1. Immortalized MEFs were infected with retroviruses expressing the indicated shRNAs, followed by selection with puromycin for 72 h. Cell extracts were prepared 48 h later and analysed by Western blotting as indicated. SMC1 and GAPDH were used as loading controls. *non-specific band.

2. MboI- and AluI-digested DNA from cells treated as in (A) was resolved by pulsed-field gel electrophoresis and probed with end-labelled (AACCCT)₄ probe. Representative pulsed-field gel samples run under native and denatured conditions are shown.

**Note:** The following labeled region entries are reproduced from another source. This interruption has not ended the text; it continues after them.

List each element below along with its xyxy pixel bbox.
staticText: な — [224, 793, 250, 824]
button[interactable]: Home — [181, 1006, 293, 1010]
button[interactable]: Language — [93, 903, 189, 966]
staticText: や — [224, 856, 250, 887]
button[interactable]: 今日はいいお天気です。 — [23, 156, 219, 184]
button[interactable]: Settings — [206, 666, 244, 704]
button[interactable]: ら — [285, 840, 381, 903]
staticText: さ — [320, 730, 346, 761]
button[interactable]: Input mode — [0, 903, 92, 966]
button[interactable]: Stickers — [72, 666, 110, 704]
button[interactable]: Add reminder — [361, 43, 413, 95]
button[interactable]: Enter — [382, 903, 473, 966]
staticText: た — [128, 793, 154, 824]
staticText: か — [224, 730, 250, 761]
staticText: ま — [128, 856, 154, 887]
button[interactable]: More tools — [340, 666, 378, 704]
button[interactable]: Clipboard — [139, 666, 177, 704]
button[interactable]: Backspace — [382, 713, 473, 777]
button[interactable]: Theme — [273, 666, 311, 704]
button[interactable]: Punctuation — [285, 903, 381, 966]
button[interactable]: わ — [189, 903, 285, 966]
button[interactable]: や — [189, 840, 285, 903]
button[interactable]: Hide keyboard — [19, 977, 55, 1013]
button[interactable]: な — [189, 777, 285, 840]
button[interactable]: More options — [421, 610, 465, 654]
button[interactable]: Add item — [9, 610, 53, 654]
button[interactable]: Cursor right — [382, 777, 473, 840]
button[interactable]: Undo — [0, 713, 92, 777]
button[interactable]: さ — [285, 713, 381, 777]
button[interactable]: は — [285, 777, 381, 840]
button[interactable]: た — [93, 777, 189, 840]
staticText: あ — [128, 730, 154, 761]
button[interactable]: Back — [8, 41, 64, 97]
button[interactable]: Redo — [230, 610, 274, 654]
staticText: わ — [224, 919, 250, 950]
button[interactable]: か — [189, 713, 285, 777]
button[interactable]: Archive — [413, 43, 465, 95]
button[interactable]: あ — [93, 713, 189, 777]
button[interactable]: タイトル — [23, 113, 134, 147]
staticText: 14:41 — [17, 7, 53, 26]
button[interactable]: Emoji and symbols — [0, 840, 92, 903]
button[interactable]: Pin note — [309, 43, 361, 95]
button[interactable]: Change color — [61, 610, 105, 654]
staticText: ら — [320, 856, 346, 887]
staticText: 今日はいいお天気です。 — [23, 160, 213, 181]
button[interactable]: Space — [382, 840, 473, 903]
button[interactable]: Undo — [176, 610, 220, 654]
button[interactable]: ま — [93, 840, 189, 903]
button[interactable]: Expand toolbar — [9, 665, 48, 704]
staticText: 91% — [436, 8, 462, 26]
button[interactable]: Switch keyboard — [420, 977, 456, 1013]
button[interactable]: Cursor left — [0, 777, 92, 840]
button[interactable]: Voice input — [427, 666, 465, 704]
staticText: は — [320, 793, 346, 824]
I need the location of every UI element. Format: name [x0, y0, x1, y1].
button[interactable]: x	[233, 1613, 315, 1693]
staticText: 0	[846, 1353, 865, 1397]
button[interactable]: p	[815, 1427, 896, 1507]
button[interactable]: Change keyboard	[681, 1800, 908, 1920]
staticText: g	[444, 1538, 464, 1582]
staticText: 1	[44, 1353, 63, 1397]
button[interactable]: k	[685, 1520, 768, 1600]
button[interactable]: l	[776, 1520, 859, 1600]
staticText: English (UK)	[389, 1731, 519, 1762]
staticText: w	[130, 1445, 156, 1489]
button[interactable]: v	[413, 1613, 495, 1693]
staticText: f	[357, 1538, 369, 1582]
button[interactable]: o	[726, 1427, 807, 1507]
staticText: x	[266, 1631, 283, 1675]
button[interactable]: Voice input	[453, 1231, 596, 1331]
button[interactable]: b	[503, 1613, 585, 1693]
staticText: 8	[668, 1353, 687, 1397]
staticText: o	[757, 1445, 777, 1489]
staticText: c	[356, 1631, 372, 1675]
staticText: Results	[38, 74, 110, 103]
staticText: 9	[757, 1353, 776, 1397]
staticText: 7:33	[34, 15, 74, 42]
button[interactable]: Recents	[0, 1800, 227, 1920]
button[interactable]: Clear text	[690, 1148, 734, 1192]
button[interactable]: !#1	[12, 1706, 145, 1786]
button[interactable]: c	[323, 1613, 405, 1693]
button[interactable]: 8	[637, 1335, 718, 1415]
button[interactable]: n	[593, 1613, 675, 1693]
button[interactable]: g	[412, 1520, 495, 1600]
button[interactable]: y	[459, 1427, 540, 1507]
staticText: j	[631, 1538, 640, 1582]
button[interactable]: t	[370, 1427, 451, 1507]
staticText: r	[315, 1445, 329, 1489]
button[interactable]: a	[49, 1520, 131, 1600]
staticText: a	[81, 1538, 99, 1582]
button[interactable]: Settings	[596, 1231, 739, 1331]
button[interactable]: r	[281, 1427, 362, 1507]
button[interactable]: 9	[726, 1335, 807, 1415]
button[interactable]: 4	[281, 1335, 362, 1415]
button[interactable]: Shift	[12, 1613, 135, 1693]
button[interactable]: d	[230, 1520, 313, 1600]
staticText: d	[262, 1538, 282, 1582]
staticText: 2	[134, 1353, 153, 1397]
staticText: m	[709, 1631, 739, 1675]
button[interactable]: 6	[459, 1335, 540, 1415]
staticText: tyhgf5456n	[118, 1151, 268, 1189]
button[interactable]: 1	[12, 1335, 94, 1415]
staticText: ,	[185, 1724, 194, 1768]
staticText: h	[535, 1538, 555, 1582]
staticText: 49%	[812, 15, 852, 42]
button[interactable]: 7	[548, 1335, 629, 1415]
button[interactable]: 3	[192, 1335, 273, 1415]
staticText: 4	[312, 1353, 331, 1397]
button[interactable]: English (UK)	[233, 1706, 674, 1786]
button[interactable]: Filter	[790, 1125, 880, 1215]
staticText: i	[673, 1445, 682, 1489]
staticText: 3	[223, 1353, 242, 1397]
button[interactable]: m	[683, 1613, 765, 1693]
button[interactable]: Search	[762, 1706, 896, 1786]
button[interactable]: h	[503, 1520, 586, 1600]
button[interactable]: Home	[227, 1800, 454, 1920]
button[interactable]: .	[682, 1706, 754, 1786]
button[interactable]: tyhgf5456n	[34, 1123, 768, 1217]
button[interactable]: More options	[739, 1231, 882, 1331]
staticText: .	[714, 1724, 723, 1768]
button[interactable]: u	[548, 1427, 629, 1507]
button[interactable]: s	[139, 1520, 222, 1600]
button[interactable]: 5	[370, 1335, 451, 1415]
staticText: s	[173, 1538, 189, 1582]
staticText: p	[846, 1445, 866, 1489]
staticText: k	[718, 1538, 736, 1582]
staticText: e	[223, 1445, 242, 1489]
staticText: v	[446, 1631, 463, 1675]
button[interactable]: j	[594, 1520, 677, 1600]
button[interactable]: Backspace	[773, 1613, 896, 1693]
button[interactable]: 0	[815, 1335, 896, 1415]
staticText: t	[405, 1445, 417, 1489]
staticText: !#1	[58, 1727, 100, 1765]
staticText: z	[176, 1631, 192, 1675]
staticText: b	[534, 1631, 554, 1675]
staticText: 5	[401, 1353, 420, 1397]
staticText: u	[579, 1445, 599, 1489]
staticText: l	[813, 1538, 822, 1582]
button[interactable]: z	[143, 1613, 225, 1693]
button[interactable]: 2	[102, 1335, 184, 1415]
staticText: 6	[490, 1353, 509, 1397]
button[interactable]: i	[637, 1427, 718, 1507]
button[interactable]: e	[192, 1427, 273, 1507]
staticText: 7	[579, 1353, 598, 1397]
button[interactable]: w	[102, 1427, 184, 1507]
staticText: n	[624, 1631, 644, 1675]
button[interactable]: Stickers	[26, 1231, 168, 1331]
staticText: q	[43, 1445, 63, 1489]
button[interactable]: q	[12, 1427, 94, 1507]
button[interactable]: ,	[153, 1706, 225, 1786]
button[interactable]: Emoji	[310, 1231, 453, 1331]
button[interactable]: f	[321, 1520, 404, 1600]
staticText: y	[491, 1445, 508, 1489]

3. Quantification of the 3′ overhang in cells treated as in (B). For each sample, the ss/total DNA ratios were expressed relative to the GFP shRNA-treated control. Error bars represent SD of two independent experiments.

Figure 6

EXO1, but not BLM, WRN or DNA2, promotes LIG3-dependent end-joining of telomeres uncapped by TRF2 inactivation

1. MEFs of the indicated genotypes were infected with retroviruses expressing the indicated shRNAs, followed by selection with puromycin for 72 h. Mitotic chromosomes isolated 48 h later were fixed and stained with a Cy3-conjugated (CCCTAA)₃-PNA probe. The frequency of end-to-end chromosome-type fusions is represented as a percentage of fusions observed after TRF2 depletion in each experiment. A minimum of 1,200 chromosomes were scored for each sample. Error bars represent SD of two independent experiments. P-values were calculated using an unpaired two-tailed t-test. *P ≤ 0.05; NS, P > 0.05. Each graph represents a separate set of experiments.

Figure 7

Model for the role of BRCA1-CtIP in A-NHEJ Telomeres uncapped by TRF2 depletion undergo 3′ overhang excision in MRN-dependent manner. Most telomeres are bound by Ku heterodimer and re-joined by C-NHEJ promoted by 53BP1. A subset of the telomeres become substrates for resection reactions, which require MRN, BRCA1 and CtIP. Initiation of resection generates short 3′ telomeric overhangs, whose annealing is facilitated by the homology provided by 2 A-T base pairs per telomeric repeat. The resulting flaps are cleaved by EXO1 and telomeres re-joined through the LIG3-dependent A-NHEJ pathway.